Now that Sally was approaching seventeen, she knew more than she used to about the ways of the world, in part because her parents overlooked her advancing age and never considered that a child would understand their conversations.

She often dined with her parents now, even when they had guests, especially family friends, as was the case tonight. Aunt Bella and Uncle Wellbridge exclaimed over the grown-up gown, newly arrived from the modiste, and the way Maud had dressed her hair high on her head, with just a few curls cascading down her neck to touch her white shoulders.

But it had been a dismal meal, the adults preoccupied and avoiding the one topic on their minds. Toad Northope, her best friend in the whole world, was in deep disgrace with his parents and godparents alike, and the nature of his crimes was such that they were loath to sully a maiden's ears with it. Even as the conversation stuttered and started, Aunt Bella had glanced over at her with such sadness in her eyes, again and again, throughout the meal, when she thought Sally wasn't looking.

For most of her life, Sally had assumed she would one day grow up and marry Toad.
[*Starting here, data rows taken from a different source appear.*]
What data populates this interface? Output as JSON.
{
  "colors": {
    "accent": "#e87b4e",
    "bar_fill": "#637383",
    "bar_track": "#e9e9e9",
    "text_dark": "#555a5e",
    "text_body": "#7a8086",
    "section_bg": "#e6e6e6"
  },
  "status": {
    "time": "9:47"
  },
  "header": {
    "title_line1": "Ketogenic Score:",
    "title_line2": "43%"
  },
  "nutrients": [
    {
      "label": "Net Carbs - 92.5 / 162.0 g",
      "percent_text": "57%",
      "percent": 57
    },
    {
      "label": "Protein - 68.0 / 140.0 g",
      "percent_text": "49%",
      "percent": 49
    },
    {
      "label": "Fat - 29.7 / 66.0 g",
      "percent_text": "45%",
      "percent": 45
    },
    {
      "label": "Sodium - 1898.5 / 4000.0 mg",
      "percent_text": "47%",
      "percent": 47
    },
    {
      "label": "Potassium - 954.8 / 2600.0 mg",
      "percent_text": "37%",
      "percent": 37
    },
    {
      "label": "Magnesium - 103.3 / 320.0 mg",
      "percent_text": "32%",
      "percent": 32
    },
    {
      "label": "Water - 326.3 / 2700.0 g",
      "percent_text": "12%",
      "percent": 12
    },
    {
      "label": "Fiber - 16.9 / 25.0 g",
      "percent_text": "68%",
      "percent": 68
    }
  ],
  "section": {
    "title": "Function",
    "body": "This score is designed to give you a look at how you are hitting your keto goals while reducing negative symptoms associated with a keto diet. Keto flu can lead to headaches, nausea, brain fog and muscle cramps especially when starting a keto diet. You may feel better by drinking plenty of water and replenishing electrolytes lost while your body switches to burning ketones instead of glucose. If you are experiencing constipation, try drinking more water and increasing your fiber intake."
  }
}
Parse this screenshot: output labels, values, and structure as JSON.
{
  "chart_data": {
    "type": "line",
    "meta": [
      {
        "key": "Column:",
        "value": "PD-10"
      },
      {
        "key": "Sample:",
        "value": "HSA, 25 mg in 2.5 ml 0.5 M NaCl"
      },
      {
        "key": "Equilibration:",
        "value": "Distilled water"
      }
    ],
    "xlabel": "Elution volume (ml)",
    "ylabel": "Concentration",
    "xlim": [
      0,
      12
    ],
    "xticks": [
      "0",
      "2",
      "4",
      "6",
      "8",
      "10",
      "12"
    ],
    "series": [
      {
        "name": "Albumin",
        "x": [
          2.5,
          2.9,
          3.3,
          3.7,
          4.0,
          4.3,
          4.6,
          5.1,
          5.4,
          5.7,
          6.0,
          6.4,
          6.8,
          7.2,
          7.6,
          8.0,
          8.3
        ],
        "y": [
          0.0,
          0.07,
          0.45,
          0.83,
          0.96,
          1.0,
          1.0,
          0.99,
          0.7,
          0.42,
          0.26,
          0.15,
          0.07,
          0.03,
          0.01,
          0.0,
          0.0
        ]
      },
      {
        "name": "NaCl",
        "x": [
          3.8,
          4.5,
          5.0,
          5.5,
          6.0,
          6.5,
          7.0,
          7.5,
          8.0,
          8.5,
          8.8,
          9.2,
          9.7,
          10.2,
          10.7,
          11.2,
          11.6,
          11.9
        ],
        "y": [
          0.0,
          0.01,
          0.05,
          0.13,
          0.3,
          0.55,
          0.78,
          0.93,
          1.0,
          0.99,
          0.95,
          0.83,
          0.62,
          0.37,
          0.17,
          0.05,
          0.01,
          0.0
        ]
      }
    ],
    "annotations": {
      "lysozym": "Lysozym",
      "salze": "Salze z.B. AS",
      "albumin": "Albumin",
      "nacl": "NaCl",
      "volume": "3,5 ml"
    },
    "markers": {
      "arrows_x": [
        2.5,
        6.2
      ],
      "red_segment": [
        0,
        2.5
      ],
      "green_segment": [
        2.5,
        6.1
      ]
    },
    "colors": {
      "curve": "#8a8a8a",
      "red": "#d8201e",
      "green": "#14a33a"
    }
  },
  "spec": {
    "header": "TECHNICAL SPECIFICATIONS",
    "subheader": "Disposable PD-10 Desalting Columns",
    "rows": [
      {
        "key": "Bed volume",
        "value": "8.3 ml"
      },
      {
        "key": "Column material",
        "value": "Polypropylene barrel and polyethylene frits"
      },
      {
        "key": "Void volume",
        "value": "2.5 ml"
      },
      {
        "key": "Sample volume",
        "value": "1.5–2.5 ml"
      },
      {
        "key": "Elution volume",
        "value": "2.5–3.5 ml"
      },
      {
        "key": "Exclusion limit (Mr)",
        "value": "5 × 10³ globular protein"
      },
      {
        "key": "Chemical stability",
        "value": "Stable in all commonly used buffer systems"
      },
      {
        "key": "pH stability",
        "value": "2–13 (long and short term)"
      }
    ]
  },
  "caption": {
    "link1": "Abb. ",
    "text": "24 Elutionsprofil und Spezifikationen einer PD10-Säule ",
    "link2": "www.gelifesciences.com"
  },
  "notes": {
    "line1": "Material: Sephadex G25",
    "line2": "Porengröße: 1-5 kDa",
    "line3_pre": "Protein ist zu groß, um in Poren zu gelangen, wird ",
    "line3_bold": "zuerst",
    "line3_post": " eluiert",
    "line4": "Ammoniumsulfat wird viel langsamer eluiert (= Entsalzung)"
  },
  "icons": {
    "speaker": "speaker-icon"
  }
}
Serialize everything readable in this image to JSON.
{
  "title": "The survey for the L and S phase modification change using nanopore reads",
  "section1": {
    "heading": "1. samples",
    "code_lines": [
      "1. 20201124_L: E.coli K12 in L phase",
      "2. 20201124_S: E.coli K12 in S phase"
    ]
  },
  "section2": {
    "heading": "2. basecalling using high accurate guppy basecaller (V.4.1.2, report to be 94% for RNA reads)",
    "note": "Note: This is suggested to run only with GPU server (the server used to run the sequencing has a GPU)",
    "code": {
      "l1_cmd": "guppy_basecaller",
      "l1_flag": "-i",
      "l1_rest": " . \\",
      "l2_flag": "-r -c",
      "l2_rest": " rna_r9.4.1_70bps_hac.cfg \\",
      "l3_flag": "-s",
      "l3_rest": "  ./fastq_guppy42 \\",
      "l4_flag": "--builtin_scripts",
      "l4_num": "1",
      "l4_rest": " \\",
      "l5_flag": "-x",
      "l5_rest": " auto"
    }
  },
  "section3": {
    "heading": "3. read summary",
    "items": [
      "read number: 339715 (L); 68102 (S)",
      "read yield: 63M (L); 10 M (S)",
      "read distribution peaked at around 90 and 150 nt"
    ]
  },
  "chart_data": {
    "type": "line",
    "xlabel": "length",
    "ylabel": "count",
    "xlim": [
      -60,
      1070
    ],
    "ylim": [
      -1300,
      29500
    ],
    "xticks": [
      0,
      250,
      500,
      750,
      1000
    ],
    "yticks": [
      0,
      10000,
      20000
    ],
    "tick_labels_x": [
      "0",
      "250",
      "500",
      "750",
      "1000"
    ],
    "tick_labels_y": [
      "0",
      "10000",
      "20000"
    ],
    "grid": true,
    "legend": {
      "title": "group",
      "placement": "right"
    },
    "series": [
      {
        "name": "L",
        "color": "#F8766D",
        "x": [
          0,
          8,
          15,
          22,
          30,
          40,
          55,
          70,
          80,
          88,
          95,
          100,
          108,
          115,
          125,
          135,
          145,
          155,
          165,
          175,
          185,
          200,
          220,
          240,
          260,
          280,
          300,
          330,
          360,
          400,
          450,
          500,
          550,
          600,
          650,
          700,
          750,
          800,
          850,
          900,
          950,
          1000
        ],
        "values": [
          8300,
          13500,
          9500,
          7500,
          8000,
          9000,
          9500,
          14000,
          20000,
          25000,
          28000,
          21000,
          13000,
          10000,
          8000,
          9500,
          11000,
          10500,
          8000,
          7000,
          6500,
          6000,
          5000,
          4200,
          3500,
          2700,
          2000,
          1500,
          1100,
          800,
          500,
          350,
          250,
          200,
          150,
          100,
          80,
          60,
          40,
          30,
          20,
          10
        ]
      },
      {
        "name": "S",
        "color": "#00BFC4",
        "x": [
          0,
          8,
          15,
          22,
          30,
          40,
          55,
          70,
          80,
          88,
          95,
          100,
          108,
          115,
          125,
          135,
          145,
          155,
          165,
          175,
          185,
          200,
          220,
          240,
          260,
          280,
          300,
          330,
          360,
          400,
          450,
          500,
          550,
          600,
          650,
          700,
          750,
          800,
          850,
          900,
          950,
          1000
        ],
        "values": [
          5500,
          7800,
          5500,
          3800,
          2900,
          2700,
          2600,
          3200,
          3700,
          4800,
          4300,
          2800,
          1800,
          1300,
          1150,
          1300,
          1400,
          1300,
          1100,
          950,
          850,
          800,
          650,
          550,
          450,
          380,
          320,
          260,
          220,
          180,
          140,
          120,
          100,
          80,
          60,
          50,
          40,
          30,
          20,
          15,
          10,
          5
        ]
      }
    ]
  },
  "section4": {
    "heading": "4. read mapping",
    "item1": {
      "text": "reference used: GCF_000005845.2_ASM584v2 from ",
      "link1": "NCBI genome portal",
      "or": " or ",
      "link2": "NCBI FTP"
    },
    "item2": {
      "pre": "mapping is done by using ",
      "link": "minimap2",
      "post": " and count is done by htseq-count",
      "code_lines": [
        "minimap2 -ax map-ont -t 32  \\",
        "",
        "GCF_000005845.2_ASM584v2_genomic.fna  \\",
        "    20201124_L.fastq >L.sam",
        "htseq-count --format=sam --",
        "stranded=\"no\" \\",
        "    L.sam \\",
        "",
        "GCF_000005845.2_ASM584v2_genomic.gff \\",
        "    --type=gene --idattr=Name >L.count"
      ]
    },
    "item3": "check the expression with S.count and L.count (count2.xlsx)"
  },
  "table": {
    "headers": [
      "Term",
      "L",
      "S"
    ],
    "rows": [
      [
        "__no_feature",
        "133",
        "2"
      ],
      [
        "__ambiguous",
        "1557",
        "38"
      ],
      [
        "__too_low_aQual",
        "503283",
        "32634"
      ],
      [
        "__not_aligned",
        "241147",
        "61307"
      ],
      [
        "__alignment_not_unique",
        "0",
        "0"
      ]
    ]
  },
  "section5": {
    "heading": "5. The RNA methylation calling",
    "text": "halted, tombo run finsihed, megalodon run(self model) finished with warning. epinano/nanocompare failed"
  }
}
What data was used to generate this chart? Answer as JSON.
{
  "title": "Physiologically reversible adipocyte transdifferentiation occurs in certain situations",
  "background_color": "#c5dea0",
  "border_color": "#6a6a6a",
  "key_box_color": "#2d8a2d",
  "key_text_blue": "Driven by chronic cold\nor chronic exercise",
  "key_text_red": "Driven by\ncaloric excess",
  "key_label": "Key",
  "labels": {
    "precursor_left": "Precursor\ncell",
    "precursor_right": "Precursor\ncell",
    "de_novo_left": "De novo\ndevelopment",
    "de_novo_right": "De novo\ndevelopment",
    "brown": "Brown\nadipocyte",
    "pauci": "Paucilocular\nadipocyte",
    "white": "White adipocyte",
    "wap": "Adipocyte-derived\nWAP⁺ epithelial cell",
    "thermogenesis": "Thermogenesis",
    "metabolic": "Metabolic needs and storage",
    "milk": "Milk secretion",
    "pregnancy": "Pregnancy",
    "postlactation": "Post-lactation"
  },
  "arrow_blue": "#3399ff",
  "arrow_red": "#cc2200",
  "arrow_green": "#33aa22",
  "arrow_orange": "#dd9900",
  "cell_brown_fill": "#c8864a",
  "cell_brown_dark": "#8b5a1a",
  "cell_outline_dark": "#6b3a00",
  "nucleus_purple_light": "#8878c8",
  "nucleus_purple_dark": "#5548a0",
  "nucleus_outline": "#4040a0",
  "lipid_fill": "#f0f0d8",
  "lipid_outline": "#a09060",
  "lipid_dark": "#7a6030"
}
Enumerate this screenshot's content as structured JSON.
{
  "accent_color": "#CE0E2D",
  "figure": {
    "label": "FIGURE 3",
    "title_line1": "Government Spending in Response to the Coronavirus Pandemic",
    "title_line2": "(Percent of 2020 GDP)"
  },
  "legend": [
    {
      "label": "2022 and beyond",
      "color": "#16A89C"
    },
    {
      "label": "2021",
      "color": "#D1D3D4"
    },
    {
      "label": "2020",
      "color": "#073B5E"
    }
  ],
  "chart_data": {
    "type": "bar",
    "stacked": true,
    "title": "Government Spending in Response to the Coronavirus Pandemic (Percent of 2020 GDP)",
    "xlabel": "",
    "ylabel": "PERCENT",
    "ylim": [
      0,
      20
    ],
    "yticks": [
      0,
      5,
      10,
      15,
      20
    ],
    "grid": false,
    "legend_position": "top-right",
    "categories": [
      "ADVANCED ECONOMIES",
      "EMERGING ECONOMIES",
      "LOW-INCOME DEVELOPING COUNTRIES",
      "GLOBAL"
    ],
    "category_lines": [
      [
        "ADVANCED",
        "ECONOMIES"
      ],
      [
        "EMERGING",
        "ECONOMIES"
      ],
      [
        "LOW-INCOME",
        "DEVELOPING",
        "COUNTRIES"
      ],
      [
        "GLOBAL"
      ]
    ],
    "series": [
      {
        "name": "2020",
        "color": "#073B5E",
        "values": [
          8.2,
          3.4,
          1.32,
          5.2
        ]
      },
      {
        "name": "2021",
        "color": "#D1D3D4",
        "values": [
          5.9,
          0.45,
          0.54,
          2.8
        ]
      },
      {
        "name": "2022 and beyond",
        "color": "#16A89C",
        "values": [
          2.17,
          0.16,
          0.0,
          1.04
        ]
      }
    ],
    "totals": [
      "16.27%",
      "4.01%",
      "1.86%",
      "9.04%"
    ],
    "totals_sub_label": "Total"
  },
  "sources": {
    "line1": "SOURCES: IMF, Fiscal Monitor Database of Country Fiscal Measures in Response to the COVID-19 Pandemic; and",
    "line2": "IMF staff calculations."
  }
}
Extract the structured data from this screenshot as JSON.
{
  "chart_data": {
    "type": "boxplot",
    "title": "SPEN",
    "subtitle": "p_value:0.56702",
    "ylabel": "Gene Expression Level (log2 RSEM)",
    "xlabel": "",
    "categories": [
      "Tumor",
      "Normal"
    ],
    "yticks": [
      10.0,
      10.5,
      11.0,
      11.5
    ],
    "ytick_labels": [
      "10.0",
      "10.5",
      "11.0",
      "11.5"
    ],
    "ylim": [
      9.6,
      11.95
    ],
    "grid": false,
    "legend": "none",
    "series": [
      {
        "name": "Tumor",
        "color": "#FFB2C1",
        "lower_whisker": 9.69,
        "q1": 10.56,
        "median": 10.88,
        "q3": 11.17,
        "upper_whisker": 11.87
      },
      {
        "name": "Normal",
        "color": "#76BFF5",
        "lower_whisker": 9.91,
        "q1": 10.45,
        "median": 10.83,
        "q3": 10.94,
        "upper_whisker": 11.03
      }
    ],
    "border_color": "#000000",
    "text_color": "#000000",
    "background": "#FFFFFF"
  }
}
When she was little she looked forward to living night and day with the friend who always understood her. As she grew older, and he became the most handsome man she knew, she trembled at the thought of being his to touch.

If he wanted to marry her.

The parents thought Sally did not know he was here in London, and they would be horrified if they realized she had heard them discussing why. But they wanted to talk about it again. She had counted on that, had expected Papa to dismiss her immediately after dinner was over. It was a simple matter to give Maud leave to go to bed, declaring that Sally wanted to feel like a princess for a little longer in her grown-up gown, and would take down her own hair.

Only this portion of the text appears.